In the sensor unit 10, the sensor pattern changes due to the change in tensile force due to the long-term movement, thereby changing the inductance, which changes the resonance frequency by the LC resonance principle. Through this relationship, it becomes possible to measure the tensile change by the change of the resonance frequency. The measurement principle is that the transmission section 21 transmits a wide band signal from a low frequency to a high frequency and a specific resonance frequency reflected by the sensor section 10 is received by the receiver 22, To the received signal analyzer (24), the specific resonance frequency value reflected by the antenna (10).

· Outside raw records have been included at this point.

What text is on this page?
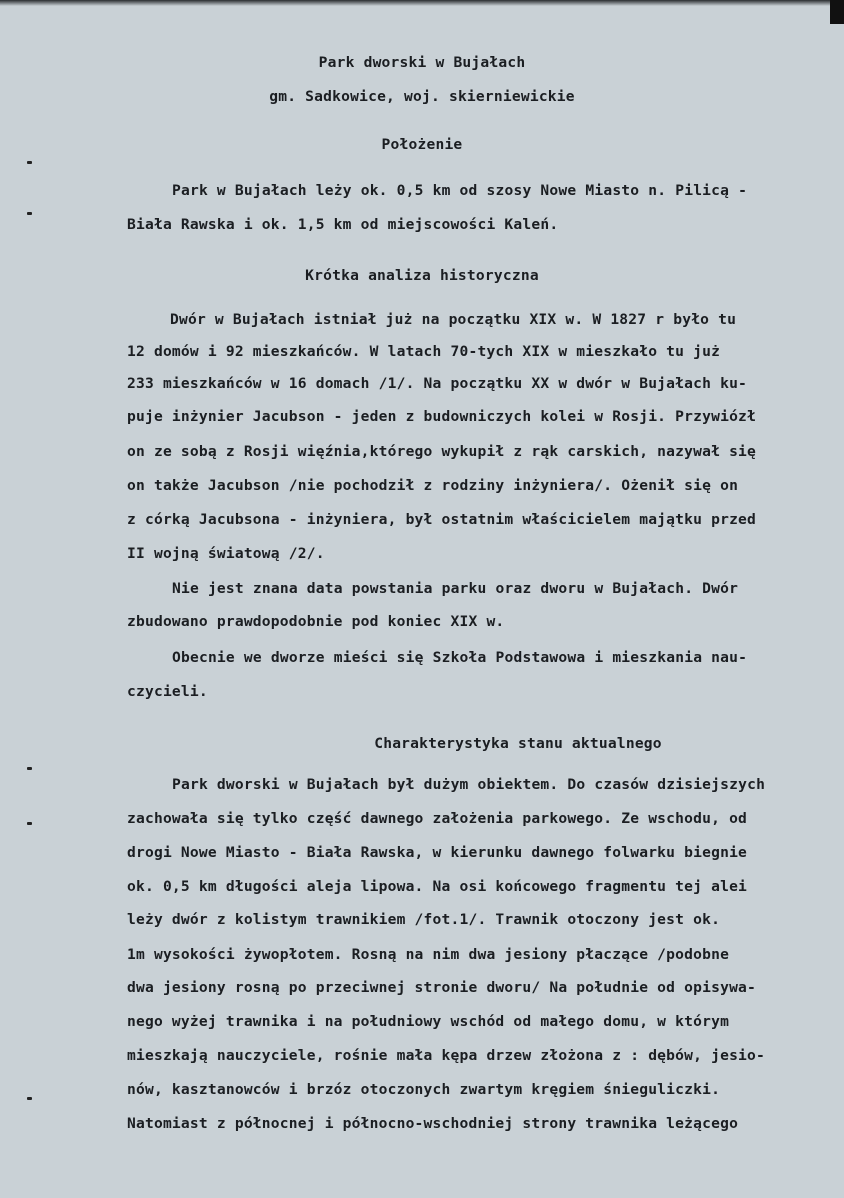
Park dworski w Bujałach

gm. Sadkowice, woj. skierniewickie

Położenie

Park w Bujałach leży ok. 0,5 km od szosy Nowe Miasto n. Pilicą -

Biała Rawska i ok. 1,5 km od miejscowości Kaleń.

Krótka analiza historyczna

Dwór w Bujałach istniał już na początku XIX w. W 1827 r było tu

12 domów i 92 mieszkańców. W latach 70-tych XIX w mieszkało tu już

233 mieszkańców w 16 domach /1/. Na początku XX w dwór w Bujałach ku-

puje inżynier Jacubson - jeden z budowniczych kolei w Rosji. Przywiózł

on ze sobą z Rosji więźnia,którego wykupił z rąk carskich, nazywał się

on także Jacubson /nie pochodził z rodziny inżyniera/. Ożenił się on

z córką Jacubsona - inżyniera, był ostatnim właścicielem majątku przed

II wojną światową /2/.

Nie jest znana data powstania parku oraz dworu w Bujałach. Dwór

zbudowano prawdopodobnie pod koniec XIX w.

Obecnie we dworze mieści się Szkoła Podstawowa i mieszkania nau-

czycieli.

Charakterystyka stanu aktualnego

Park dworski w Bujałach był dużym obiektem. Do czasów dzisiejszych

zachowała się tylko część dawnego założenia parkowego. Ze wschodu, od

drogi Nowe Miasto - Biała Rawska, w kierunku dawnego folwarku biegnie

ok. 0,5 km długości aleja lipowa. Na osi końcowego fragmentu tej alei

leży dwór z kolistym trawnikiem /fot.1/. Trawnik otoczony jest ok.

1m wysokości żywopłotem. Rosną na nim dwa jesiony płaczące /podobne

dwa jesiony rosną po przeciwnej stronie dworu/ Na południe od opisywa-

nego wyżej trawnika i na południowy wschód od małego domu, w którym

mieszkają nauczyciele, rośnie mała kępa drzew złożona z : dębów, jesio-

nów, kasztanowców i brzóz otoczonych zwartym kręgiem śnieguliczki.

Natomiast z północnej i północno-wschodniej strony trawnika leżącego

The received signal analyzer 24 can measure and calculate a tensile change value through a relational expression between a tensile and a resonant frequency using the specific resonant frequency reflected from the sensor unit 10,

The processed information via the received signal analyzer 24 may be transmitted to the display 25 via the controller 23. The display 25 can convert the information received from the received signal analyzer 24 into an image, a graph and a table, and display the image, the graph and the table on the screen of the external transceiver 20.

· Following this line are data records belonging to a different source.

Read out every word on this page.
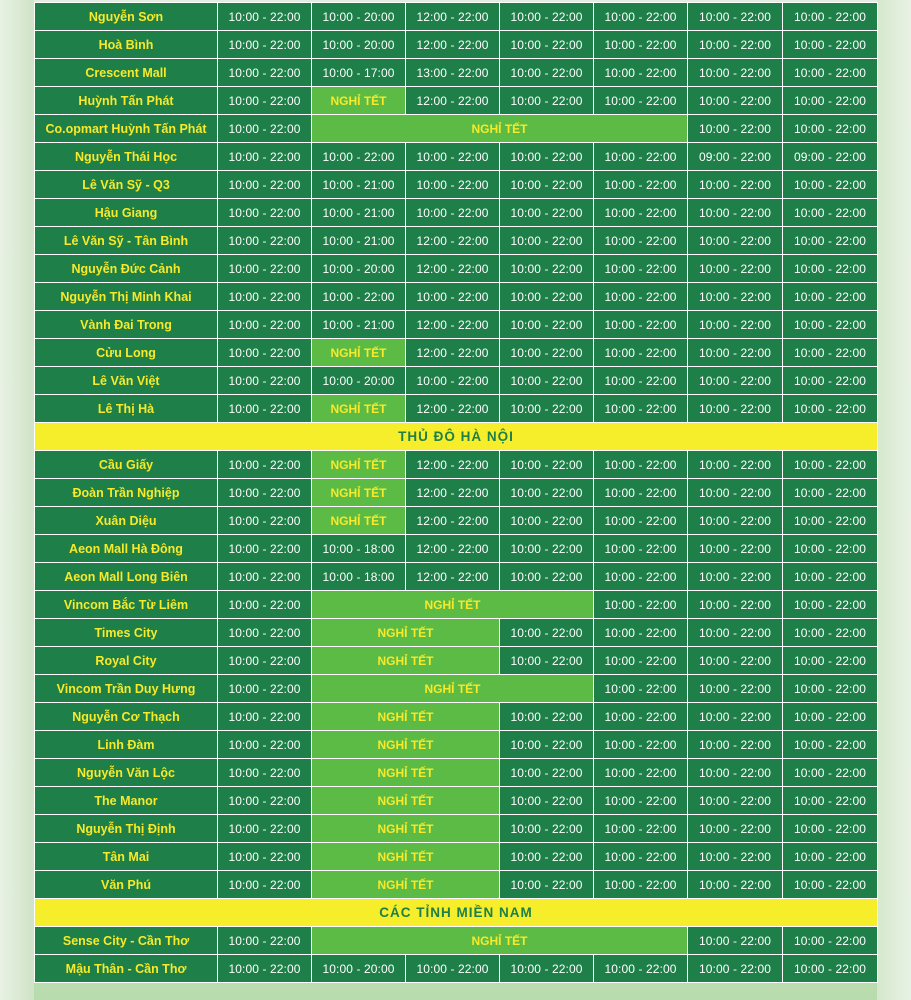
Nguyễn Sơn	10:00 - 22:00	10:00 - 20:00	12:00 - 22:00	10:00 - 22:00	10:00 - 22:00	10:00 - 22:00	10:00 - 22:00
Hoà Bình	10:00 - 22:00	10:00 - 20:00	12:00 - 22:00	10:00 - 22:00	10:00 - 22:00	10:00 - 22:00	10:00 - 22:00
Crescent Mall	10:00 - 22:00	10:00 - 17:00	13:00 - 22:00	10:00 - 22:00	10:00 - 22:00	10:00 - 22:00	10:00 - 22:00
Huỳnh Tấn Phát	10:00 - 22:00	NGHỈ TẾT	12:00 - 22:00	10:00 - 22:00	10:00 - 22:00	10:00 - 22:00	10:00 - 22:00
Co.opmart Huỳnh Tấn Phát	10:00 - 22:00	NGHỈ TẾT				10:00 - 22:00	10:00 - 22:00
Nguyễn Thái Học	10:00 - 22:00	10:00 - 22:00	10:00 - 22:00	10:00 - 22:00	10:00 - 22:00	09:00 - 22:00	09:00 - 22:00
Lê Văn Sỹ - Q3	10:00 - 22:00	10:00 - 21:00	10:00 - 22:00	10:00 - 22:00	10:00 - 22:00	10:00 - 22:00	10:00 - 22:00
Hậu Giang	10:00 - 22:00	10:00 - 21:00	10:00 - 22:00	10:00 - 22:00	10:00 - 22:00	10:00 - 22:00	10:00 - 22:00
Lê Văn Sỹ - Tân Bình	10:00 - 22:00	10:00 - 21:00	12:00 - 22:00	10:00 - 22:00	10:00 - 22:00	10:00 - 22:00	10:00 - 22:00
Nguyễn Đức Cảnh	10:00 - 22:00	10:00 - 20:00	12:00 - 22:00	10:00 - 22:00	10:00 - 22:00	10:00 - 22:00	10:00 - 22:00
Nguyễn Thị Minh Khai	10:00 - 22:00	10:00 - 22:00	10:00 - 22:00	10:00 - 22:00	10:00 - 22:00	10:00 - 22:00	10:00 - 22:00
Vành Đai Trong	10:00 - 22:00	10:00 - 21:00	12:00 - 22:00	10:00 - 22:00	10:00 - 22:00	10:00 - 22:00	10:00 - 22:00
Cửu Long	10:00 - 22:00	NGHỈ TẾT	12:00 - 22:00	10:00 - 22:00	10:00 - 22:00	10:00 - 22:00	10:00 - 22:00
Lê Văn Việt	10:00 - 22:00	10:00 - 20:00	10:00 - 22:00	10:00 - 22:00	10:00 - 22:00	10:00 - 22:00	10:00 - 22:00
Lê Thị Hà	10:00 - 22:00	NGHỈ TẾT	12:00 - 22:00	10:00 - 22:00	10:00 - 22:00	10:00 - 22:00	10:00 - 22:00
THỦ ĐÔ HÀ NỘI							
Cầu Giấy	10:00 - 22:00	NGHỈ TẾT	12:00 - 22:00	10:00 - 22:00	10:00 - 22:00	10:00 - 22:00	10:00 - 22:00
Đoàn Trần Nghiệp	10:00 - 22:00	NGHỈ TẾT	12:00 - 22:00	10:00 - 22:00	10:00 - 22:00	10:00 - 22:00	10:00 - 22:00
Xuân Diệu	10:00 - 22:00	NGHỈ TẾT	12:00 - 22:00	10:00 - 22:00	10:00 - 22:00	10:00 - 22:00	10:00 - 22:00
Aeon Mall Hà Đông	10:00 - 22:00	10:00 - 18:00	12:00 - 22:00	10:00 - 22:00	10:00 - 22:00	10:00 - 22:00	10:00 - 22:00
Aeon Mall Long Biên	10:00 - 22:00	10:00 - 18:00	12:00 - 22:00	10:00 - 22:00	10:00 - 22:00	10:00 - 22:00	10:00 - 22:00
Vincom Bắc Từ Liêm	10:00 - 22:00	NGHỈ TẾT			10:00 - 22:00	10:00 - 22:00	10:00 - 22:00
Times City	10:00 - 22:00	NGHỈ TẾT		10:00 - 22:00	10:00 - 22:00	10:00 - 22:00	10:00 - 22:00
Royal City	10:00 - 22:00	NGHỈ TẾT		10:00 - 22:00	10:00 - 22:00	10:00 - 22:00	10:00 - 22:00
Vincom Trần Duy Hưng	10:00 - 22:00	NGHỈ TẾT			10:00 - 22:00	10:00 - 22:00	10:00 - 22:00
Nguyễn Cơ Thạch	10:00 - 22:00	NGHỈ TẾT		10:00 - 22:00	10:00 - 22:00	10:00 - 22:00	10:00 - 22:00
Linh Đàm	10:00 - 22:00	NGHỈ TẾT		10:00 - 22:00	10:00 - 22:00	10:00 - 22:00	10:00 - 22:00
Nguyễn Văn Lộc	10:00 - 22:00	NGHỈ TẾT		10:00 - 22:00	10:00 - 22:00	10:00 - 22:00	10:00 - 22:00
The Manor	10:00 - 22:00	NGHỈ TẾT		10:00 - 22:00	10:00 - 22:00	10:00 - 22:00	10:00 - 22:00
Nguyễn Thị Định	10:00 - 22:00	NGHỈ TẾT		10:00 - 22:00	10:00 - 22:00	10:00 - 22:00	10:00 - 22:00
Tân Mai	10:00 - 22:00	NGHỈ TẾT		10:00 - 22:00	10:00 - 22:00	10:00 - 22:00	10:00 - 22:00
Văn Phú	10:00 - 22:00	NGHỈ TẾT		10:00 - 22:00	10:00 - 22:00	10:00 - 22:00	10:00 - 22:00
CÁC TỈNH MIỀN NAM							
Sense City - Cần Thơ	10:00 - 22:00	NGHỈ TẾT				10:00 - 22:00	10:00 - 22:00
Mậu Thân - Cần Thơ	10:00 - 22:00	10:00 - 20:00	10:00 - 22:00	10:00 - 22:00	10:00 - 22:00	10:00 - 22:00	10:00 - 22:00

The external transceiver 20 may be a device dedicated to an external transceiver 20 having a display capable of displaying information converted into images, graphs and tables, a smartphone, a tablet, a laptop, a desktop PC and a smart device have.

FIG. 5 is a diagram illustrating an example of attachment of the sensor unit 10 according to an embodiment of the present invention.

As shown in Fig. 5, since the organs have different elongated points at each site, it is necessary to measure them by attaching them to various parts of organs. For this, the sensor unit 10 may be designed and manufactured to have different ID values or have different resonance frequencies.

FIG. 6 is a conceptual view illustrating a measurement of a change in a long-term tensile force of the sensor unit 10 according to an embodiment of the present invention.

As shown in Fig. 6, the sensor unit 10 is attached to the organ. Since tensile changes are different for each organ part, a plurality of sensor parts 10 can be attached.

And transmits the frequency of 1 MHz to less than 100 MHz to the sensor unit 10 in the external transmission / reception unit 20.

If there is no change in the elongation of the elongation, reflection occurs at a specific resonance frequency in the sensor section 10 having no change in tension.

When there is a change in the elongation of the elongation, the inductance changes due to a tensile change applied to the sensor unit 10 due to the long-term exercise, and a change occurs in the resonance frequency. The sensor unit 10 is reflected at the changed resonance frequency.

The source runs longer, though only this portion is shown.